In both the mrna and viral vector vaccines, the mrna and virus are the DELIVERY mechanism of the payload.
https://www.mayoclinic.org/diseases-conditions/coronavirus/i...
"In this type of vaccine, genetic material from the COVID-19 virus is placed in a modified version of a different virus (viral vector). When the viral vector gets into your cells, it delivers genetic material from the COVID-19 virus that gives your cells instructions to make copies of the S protein. Once your cells display the S proteins on their surfaces, your immune system responds by creating antibodies and defensive white blood cells."
https://www.gavi.org/vaccineswork/there-are-four-types-covid...
"Viral vector vaccines also work by giving cells genetic instructions to produce antigens. But they differ from nucleic acid vaccines in that they use a harmless virus, different from the one the vaccine is targeting, to deliver these instructions into the cell. One type of virus that has often been used as a vector is adenovirus, which causes the common cold. As with nucleic acid vaccines, our own cellular machinery is hijacked to produce the antigen from those instructions, in order to trigger an immune response."
https://www.science.org/content/blog-post/how-you-make-adeno...

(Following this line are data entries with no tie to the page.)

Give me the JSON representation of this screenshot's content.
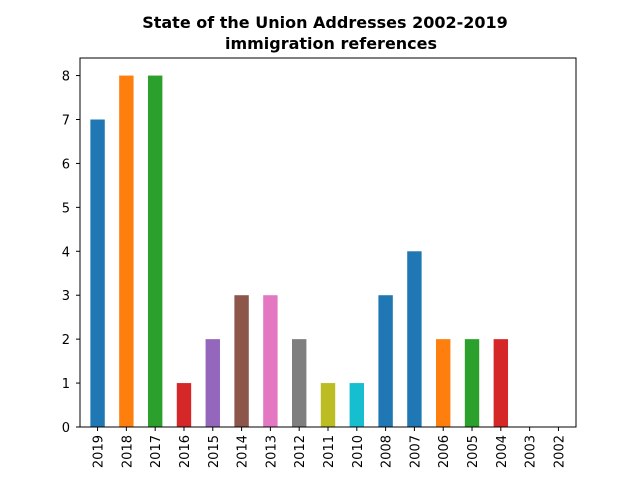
{
  "chart_data": {
    "type": "bar",
    "title_lines": [
      "State of the Union Addresses 2002-2019",
      "immigration references"
    ],
    "xlabel": "",
    "ylabel": "",
    "categories": [
      "2019",
      "2018",
      "2017",
      "2016",
      "2015",
      "2014",
      "2013",
      "2012",
      "2011",
      "2010",
      "2008",
      "2007",
      "2006",
      "2005",
      "2004",
      "2003",
      "2002"
    ],
    "values": [
      7,
      8,
      8,
      1,
      2,
      3,
      3,
      2,
      1,
      1,
      3,
      4,
      2,
      2,
      2,
      0,
      0
    ],
    "bar_colors": [
      "#1f77b4",
      "#ff7f0e",
      "#2ca02c",
      "#d62728",
      "#9467bd",
      "#8c564b",
      "#e377c2",
      "#7f7f7f",
      "#bcbd22",
      "#17becf",
      "#1f77b4",
      "#1f77b4",
      "#ff7f0e",
      "#2ca02c",
      "#d62728",
      "#9467bd",
      "#8c564b"
    ],
    "ylim": [
      0,
      8.4
    ],
    "yticks": [
      0,
      1,
      2,
      3,
      4,
      5,
      6,
      7,
      8
    ],
    "grid": false,
    "legend": "none"
  }
}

"The adenovirus goes in and does its normal infection route; all that machinery is intact.. But in this case, the DNA payload that's delivered into your cells is not a big set of instructions for making more adenoviruses, it's a much shorter sequence that codes for the coronavirus spike protein instead. So the modified DNA gets transcribed to messenger RNA in your cells (and that's the exact step that the mRNA vaccines jump in at if you take them), and this mRNA is taken up by ribosomes and translated into the Spike protein itself."
https://www.science.org/content/blog-post/coronavirus-vaccin...
"This class uses some other infectious virus, but with its original genetic material removed. In its place goes genetic instructions to make coronavirus proteins, and when your infected cells do that, these proteins will set off an immune response. Note that this is different than being infected with a “real” virus, whose instructions are (naturally enough) to produce more virus, which go off and infect more cells. No, in this case each viral particle that you’re injected with will be able to infect one cell, and that’s it. "
The virus pollutes the body with spike protein recipes. There are absolutely not spike proteins on the surface of the vector virus.